Page 130 of Burn Like An Angel

“No one is on our side, Mr Montpellier. Ever.”

“Enzo is fine,” he tells me for the fifth time.

Piercing amber eyes sweep over me. We’ve been talking for hours, running through every single detail. Years of information from my first day in Priory Lane to scaling the security fence at Harrowdean.

I never thought I’d be laying out my life story in brutal black and white for a total stranger. One whose job is to judge whether I’m deserving of his help. After all I’ve done, I wouldn’t be surprised if Enzo threw us back out on the street.

When you’re drowning, it’s easy to justify pushing other heads beneath the water so you can stay afloat. It’s necessary, right? They’d do the same to you. Only in the aftermath does the price of evil come knocking.

“I have one more question.” He snaps his notebook closed, placing the pen on top.

“Shoot.”

“Why’d you do it? Become their stooge?”

“Do you ask all Incendia’s victims this?”

“Most of them were admitted into the program by force.” His mountain-sized shoulders lift in a shrug. “I have one guy who even worked for them before he was imprisoned and tortured for several years.”

Acid swarms in the back of my mouth. “So I’m the bad guy for choosing to do what I did?”

“Do you deny it?”

Focusing on the coffee table, I avoid his stare. “No.”

“Why, then?”

“I’ve done things I’m not proud of.” I lace my hands over my roiling stomach. “A lot of people have gotten hurt because of my actions.”

Looking down at the battle wounds decorating my arms, I struggle to find the right words. The events that have led me to this sofa, recounting a tale too harrowing for most to fathom, feel alien.

Did I do all those things? I hold the memories. Bear the scars. It must’ve been me.

I spent so long detached from my morals, I didn’t care who I was hurting. At least part of me didn’t. Peddling management’sagenda became second nature. I fanned the flames so they could study us all.

Sick, right?

I’m under no illusions.

It’s an old cliché. Hurt people, hurt people. Is it the same for those who’ve been abandoned? Do we dole out cruelty to ensure our own survival at all costs because no one else is coming to save us?

No one has ever helped or been there for me. Not since Holly. I’ve done everything myself, starting with getting revenge. Leveraging my grief into power was nothing more than a calculated business move.

“Every time I sold pills to an addict or blades to a cutter, I knew what I was doing.” I swallow the lump in my throat. “It was just… inconsequential. I needed the power. The control.”

Listening attentively, Enzo doesn’t look judgemental as I expected. The gentle look of understanding is back, crumbling his gruff exterior. I’m surprised he hasn’t run for the front door yet.

“Their pain guaranteed my freedom,” I try to explain. “Doing things that made me sick meant I would live when Holly didn’t get to.
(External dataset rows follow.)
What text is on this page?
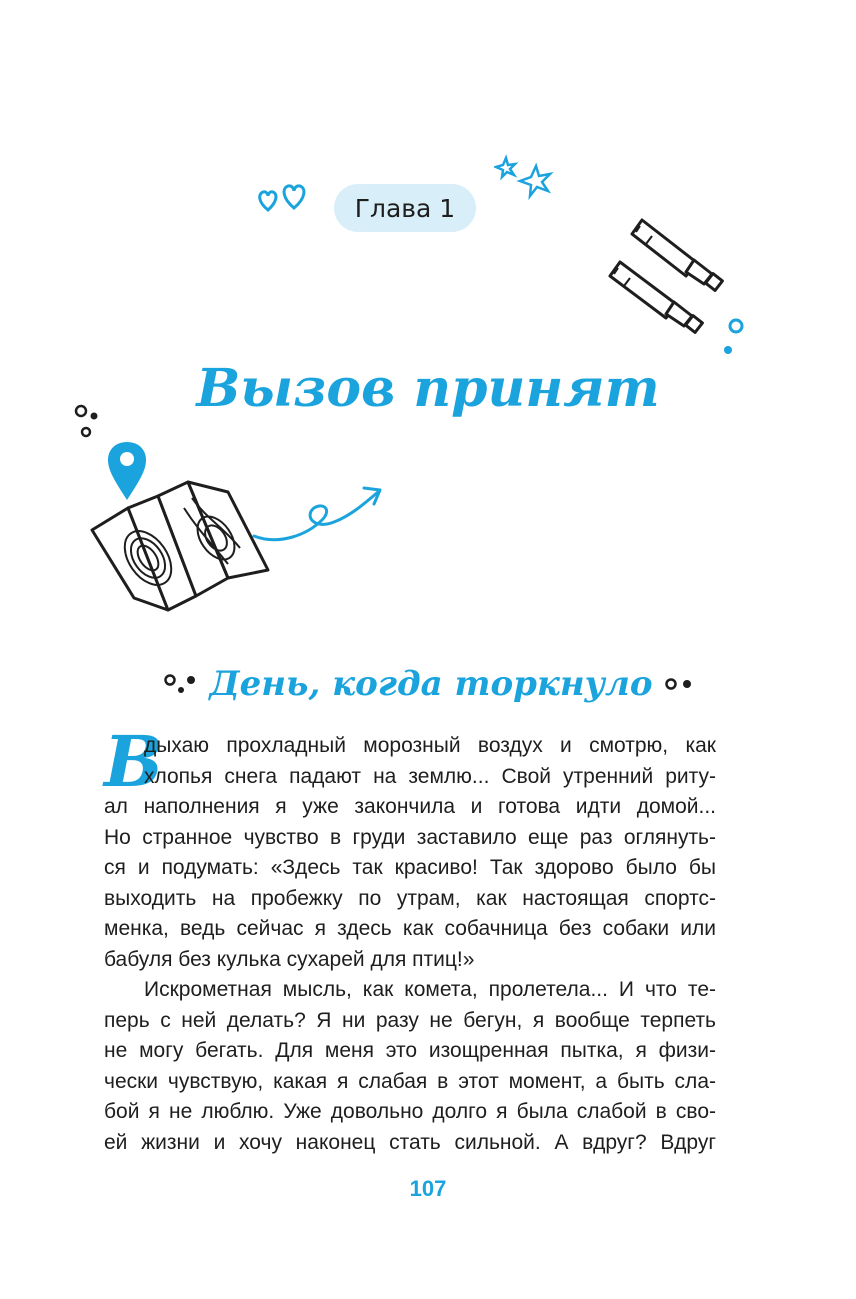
Глава 1
Вызов принят
День, когда торкнуло
В
дыхаю прохладный морозный воздух и смотрю, как
хлопья снега падают на землю... Свой утренний риту-
ал наполнения я уже закончила и готова идти домой...
Но странное чувство в груди заставило еще раз оглянуть-
ся и подумать: «Здесь так красиво! Так здорово было бы
выходить на пробежку по утрам, как настоящая спортс-
менка, ведь сейчас я здесь как собачница без собаки или
бабуля без кулька сухарей для птиц!»
Искрометная мысль, как комета, пролетела... И что те-
перь с ней делать? Я ни разу не бегун, я вообще терпеть
не могу бегать. Для меня это изощренная пытка, я физи-
чески чувствую, какая я слабая в этот момент, а быть сла-
бой я не люблю. Уже довольно долго я была слабой в сво-
ей жизни и хочу наконец стать сильной. А вдруг? Вдруг
107
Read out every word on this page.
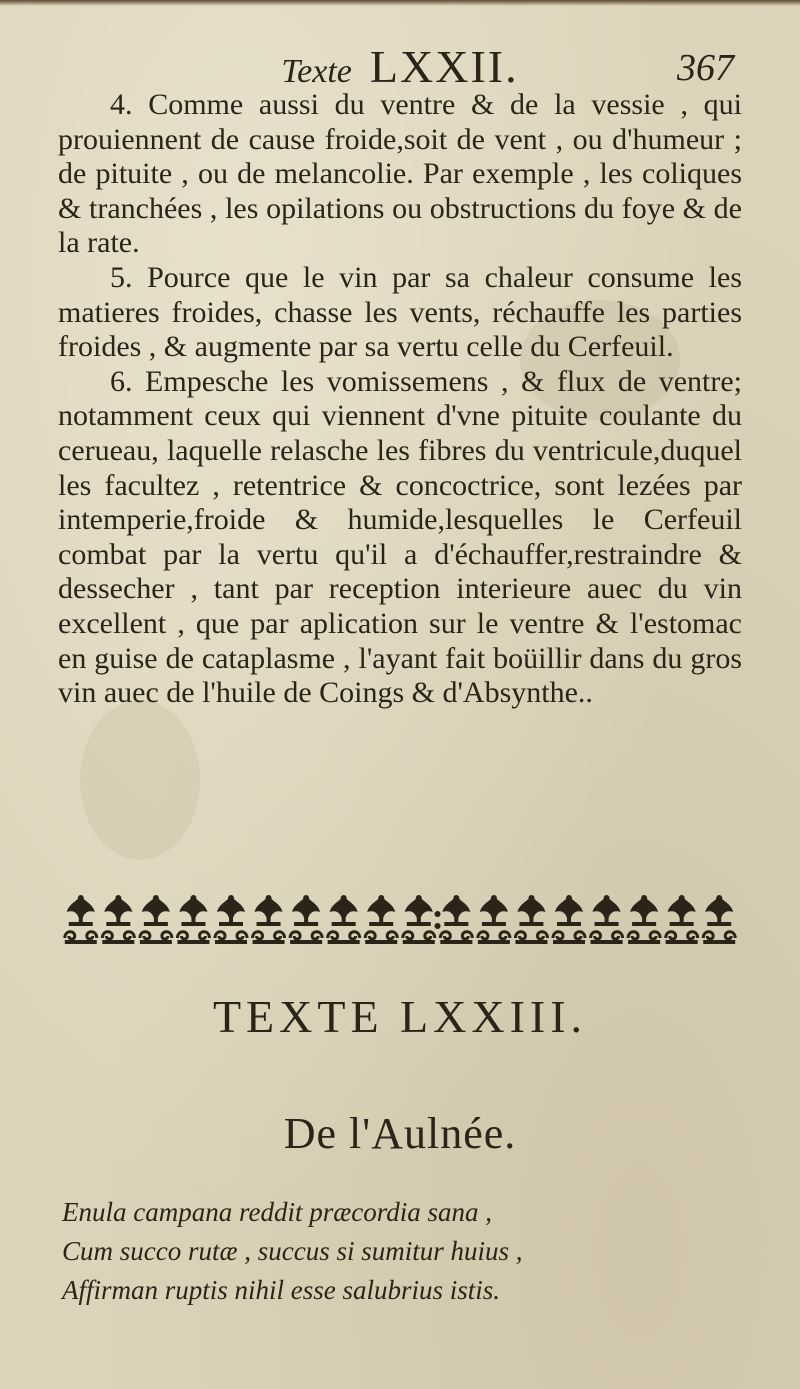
Texte LXXII.	367

4. Comme aussi du ventre & de la vessie , qui prouiennent de cause froide,soit de vent , ou d'humeur ; de pituite , ou de melancolie. Par exemple , les coliques & tranchées , les opilations ou obstructions du foye & de la rate.

5. Pource que le vin par sa chaleur consume les matieres froides, chasse les vents, réchauffe les parties froides , & augmente par sa vertu celle du Cerfeuil.

6. Empesche les vomissemens , & flux de ventre; notamment ceux qui viennent d'vne pituite coulante du cerueau, laquelle relasche les fibres du ventricule,duquel les facultez , retentrice & concoctrice, sont lezées par intemperie,froide & humide,lesquelles le Cerfeuil combat par la vertu qu'il a d'échauffer,restraindre & dessecher , tant par reception interieure auec du vin excellent , que par aplication sur le ventre & l'estomac en guise de cataplasme , l'ayant fait boüillir dans du gros vin auec de l'huile de Coings & d'Absynthe..

TEXTE LXXIII.
De l'Aulnée.
Enula campana reddit præcordia sana ,
Cum succo rutæ , succus si sumitur huius ,
Affirman ruptis nihil esse salubrius istis.
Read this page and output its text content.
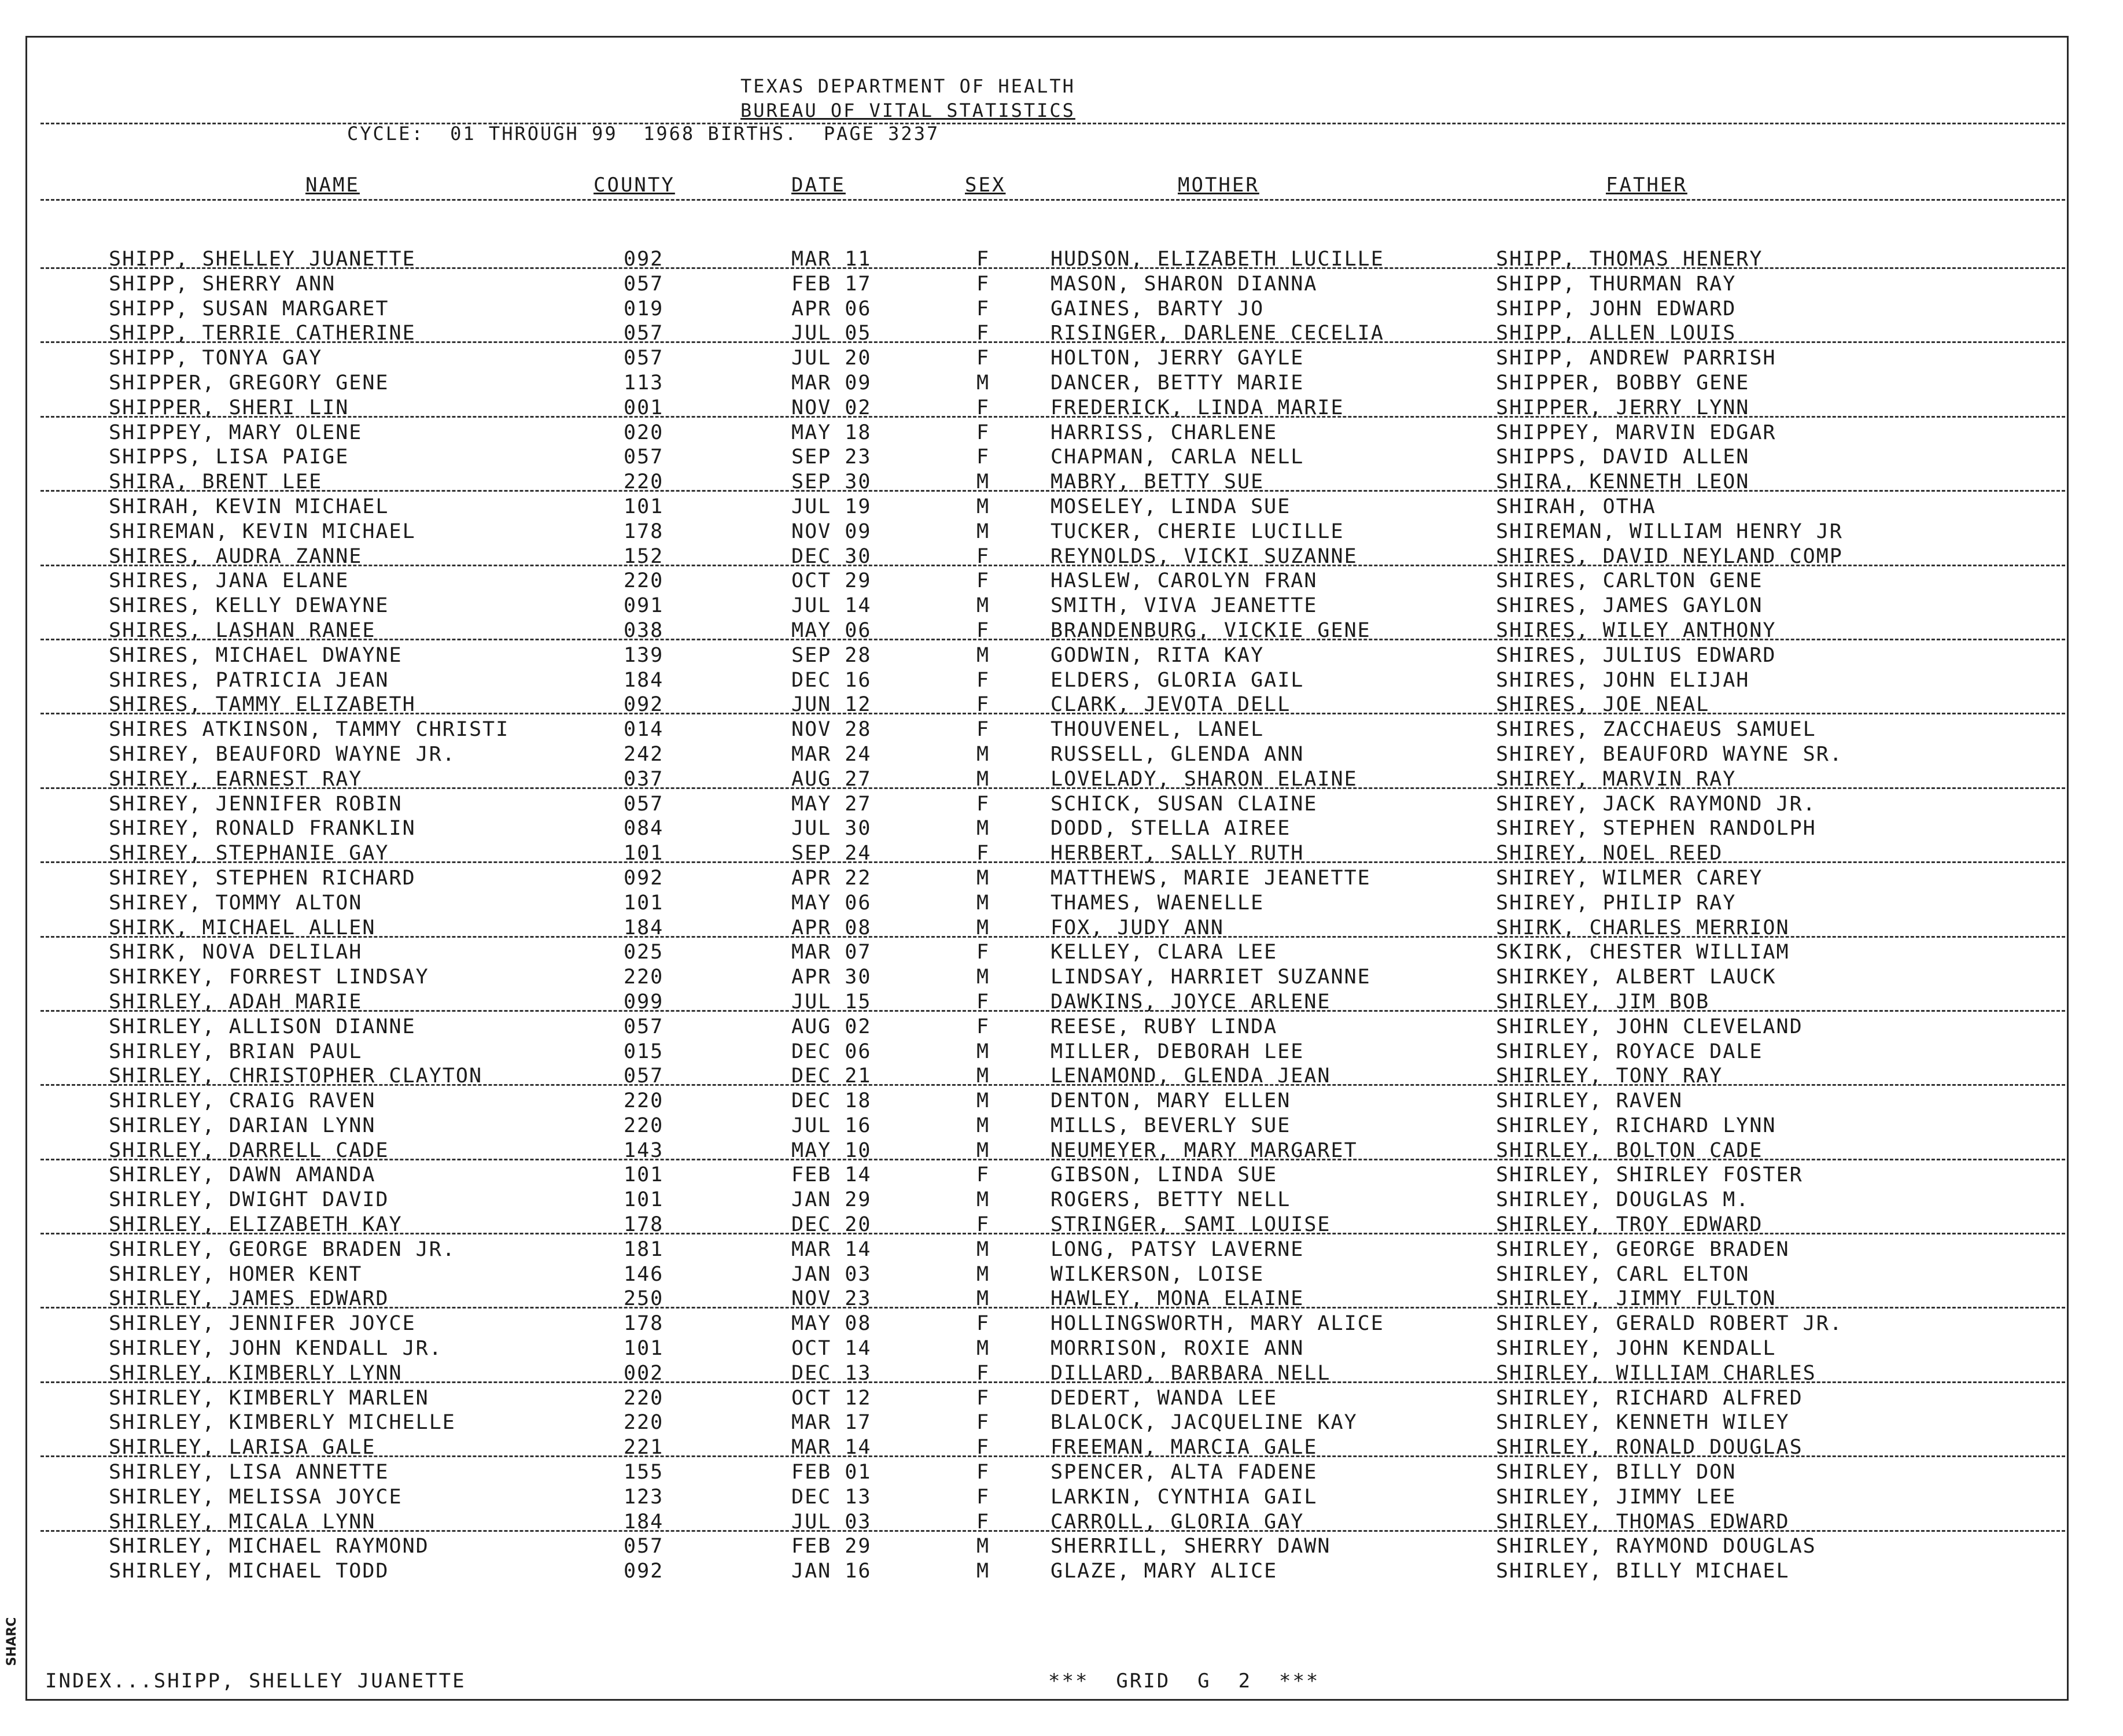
TEXAS DEPARTMENT OF HEALTH
BUREAU OF VITAL STATISTICS
CYCLE:  01 THROUGH 99  1968 BIRTHS.  PAGE 3237
NAME	COUNTY	DATE	SEX	MOTHER	FATHER
SHIPP, SHELLEY JUANETTE	092	MAR 11	F	HUDSON, ELIZABETH LUCILLE	SHIPP, THOMAS HENERY
SHIPP, SHERRY ANN	057	FEB 17	F	MASON, SHARON DIANNA	SHIPP, THURMAN RAY
SHIPP, SUSAN MARGARET	019	APR 06	F	GAINES, BARTY JO	SHIPP, JOHN EDWARD
SHIPP, TERRIE CATHERINE	057	JUL 05	F	RISINGER, DARLENE CECELIA	SHIPP, ALLEN LOUIS
SHIPP, TONYA GAY	057	JUL 20	F	HOLTON, JERRY GAYLE	SHIPP, ANDREW PARRISH
SHIPPER, GREGORY GENE	113	MAR 09	M	DANCER, BETTY MARIE	SHIPPER, BOBBY GENE
SHIPPER, SHERI LIN	001	NOV 02	F	FREDERICK, LINDA MARIE	SHIPPER, JERRY LYNN
SHIPPEY, MARY OLENE	020	MAY 18	F	HARRISS, CHARLENE	SHIPPEY, MARVIN EDGAR
SHIPPS, LISA PAIGE	057	SEP 23	F	CHAPMAN, CARLA NELL	SHIPPS, DAVID ALLEN
SHIRA, BRENT LEE	220	SEP 30	M	MABRY, BETTY SUE	SHIRA, KENNETH LEON
SHIRAH, KEVIN MICHAEL	101	JUL 19	M	MOSELEY, LINDA SUE	SHIRAH, OTHA
SHIREMAN, KEVIN MICHAEL	178	NOV 09	M	TUCKER, CHERIE LUCILLE	SHIREMAN, WILLIAM HENRY JR
SHIRES, AUDRA ZANNE	152	DEC 30	F	REYNOLDS, VICKI SUZANNE	SHIRES, DAVID NEYLAND COMP
SHIRES, JANA ELANE	220	OCT 29	F	HASLEW, CAROLYN FRAN	SHIRES, CARLTON GENE
SHIRES, KELLY DEWAYNE	091	JUL 14	M	SMITH, VIVA JEANETTE	SHIRES, JAMES GAYLON
SHIRES, LASHAN RANEE	038	MAY 06	F	BRANDENBURG, VICKIE GENE	SHIRES, WILEY ANTHONY
SHIRES, MICHAEL DWAYNE	139	SEP 28	M	GODWIN, RITA KAY	SHIRES, JULIUS EDWARD
SHIRES, PATRICIA JEAN	184	DEC 16	F	ELDERS, GLORIA GAIL	SHIRES, JOHN ELIJAH
SHIRES, TAMMY ELIZABETH	092	JUN 12	F	CLARK, JEVOTA DELL	SHIRES, JOE NEAL
SHIRES ATKINSON, TAMMY CHRISTI	014	NOV 28	F	THOUVENEL, LANEL	SHIRES, ZACCHAEUS SAMUEL
SHIREY, BEAUFORD WAYNE JR.	242	MAR 24	M	RUSSELL, GLENDA ANN	SHIREY, BEAUFORD WAYNE SR.
SHIREY, EARNEST RAY	037	AUG 27	M	LOVELADY, SHARON ELAINE	SHIREY, MARVIN RAY
SHIREY, JENNIFER ROBIN	057	MAY 27	F	SCHICK, SUSAN CLAINE	SHIREY, JACK RAYMOND JR.
SHIREY, RONALD FRANKLIN	084	JUL 30	M	DODD, STELLA AIREE	SHIREY, STEPHEN RANDOLPH
SHIREY, STEPHANIE GAY	101	SEP 24	F	HERBERT, SALLY RUTH	SHIREY, NOEL REED
SHIREY, STEPHEN RICHARD	092	APR 22	M	MATTHEWS, MARIE JEANETTE	SHIREY, WILMER CAREY
SHIREY, TOMMY ALTON	101	MAY 06	M	THAMES, WAENELLE	SHIREY, PHILIP RAY
SHIRK, MICHAEL ALLEN	184	APR 08	M	FOX, JUDY ANN	SHIRK, CHARLES MERRION
SHIRK, NOVA DELILAH	025	MAR 07	F	KELLEY, CLARA LEE	SKIRK, CHESTER WILLIAM
SHIRKEY, FORREST LINDSAY	220	APR 30	M	LINDSAY, HARRIET SUZANNE	SHIRKEY, ALBERT LAUCK
SHIRLEY, ADAH MARIE	099	JUL 15	F	DAWKINS, JOYCE ARLENE	SHIRLEY, JIM BOB
SHIRLEY, ALLISON DIANNE	057	AUG 02	F	REESE, RUBY LINDA	SHIRLEY, JOHN CLEVELAND
SHIRLEY, BRIAN PAUL	015	DEC 06	M	MILLER, DEBORAH LEE	SHIRLEY, ROYACE DALE
SHIRLEY, CHRISTOPHER CLAYTON	057	DEC 21	M	LENAMOND, GLENDA JEAN	SHIRLEY, TONY RAY
SHIRLEY, CRAIG RAVEN	220	DEC 18	M	DENTON, MARY ELLEN	SHIRLEY, RAVEN
SHIRLEY, DARIAN LYNN	220	JUL 16	M	MILLS, BEVERLY SUE	SHIRLEY, RICHARD LYNN
SHIRLEY, DARRELL CADE	143	MAY 10	M	NEUMEYER, MARY MARGARET	SHIRLEY, BOLTON CADE
SHIRLEY, DAWN AMANDA	101	FEB 14	F	GIBSON, LINDA SUE	SHIRLEY, SHIRLEY FOSTER
SHIRLEY, DWIGHT DAVID	101	JAN 29	M	ROGERS, BETTY NELL	SHIRLEY, DOUGLAS M.
SHIRLEY, ELIZABETH KAY	178	DEC 20	F	STRINGER, SAMI LOUISE	SHIRLEY, TROY EDWARD
SHIRLEY, GEORGE BRADEN JR.	181	MAR 14	M	LONG, PATSY LAVERNE	SHIRLEY, GEORGE BRADEN
SHIRLEY, HOMER KENT	146	JAN 03	M	WILKERSON, LOISE	SHIRLEY, CARL ELTON
SHIRLEY, JAMES EDWARD	250	NOV 23	M	HAWLEY, MONA ELAINE	SHIRLEY, JIMMY FULTON
SHIRLEY, JENNIFER JOYCE	178	MAY 08	F	HOLLINGSWORTH, MARY ALICE	SHIRLEY, GERALD ROBERT JR.
SHIRLEY, JOHN KENDALL JR.	101	OCT 14	M	MORRISON, ROXIE ANN	SHIRLEY, JOHN KENDALL
SHIRLEY, KIMBERLY LYNN	002	DEC 13	F	DILLARD, BARBARA NELL	SHIRLEY, WILLIAM CHARLES
SHIRLEY, KIMBERLY MARLEN	220	OCT 12	F	DEDERT, WANDA LEE	SHIRLEY, RICHARD ALFRED
SHIRLEY, KIMBERLY MICHELLE	220	MAR 17	F	BLALOCK, JACQUELINE KAY	SHIRLEY, KENNETH WILEY
SHIRLEY, LARISA GALE	221	MAR 14	F	FREEMAN, MARCIA GALE	SHIRLEY, RONALD DOUGLAS
SHIRLEY, LISA ANNETTE	155	FEB 01	F	SPENCER, ALTA FADENE	SHIRLEY, BILLY DON
SHIRLEY, MELISSA JOYCE	123	DEC 13	F	LARKIN, CYNTHIA GAIL	SHIRLEY, JIMMY LEE
SHIRLEY, MICALA LYNN	184	JUL 03	F	CARROLL, GLORIA GAY	SHIRLEY, THOMAS EDWARD
SHIRLEY, MICHAEL RAYMOND	057	FEB 29	M	SHERRILL, SHERRY DAWN	SHIRLEY, RAYMOND DOUGLAS
SHIRLEY, MICHAEL TODD	092	JAN 16	M	GLAZE, MARY ALICE	SHIRLEY, BILLY MICHAEL
INDEX...SHIPP, SHELLEY JUANETTE	***  GRID  G  2  ***
SHARC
It was a desperate trade off.”

He nods in acknowledgement. “In my experience… desperation is the source of most evils.”

“Don’t excuse what I did.”

“I’m not.” Enzo smiles sadly. “Perhaps it was simply an inevitable side effect.”

How this towering pillar of strength can hold so much soft-hearted concern, I can’t quite understand. He isn’t what I expected from Sabre’s second-in-command.

Despite his tactics, I hold the full, unfiltered truth back. Enzo is playing the good guy, but I’ve fallen into that trap before.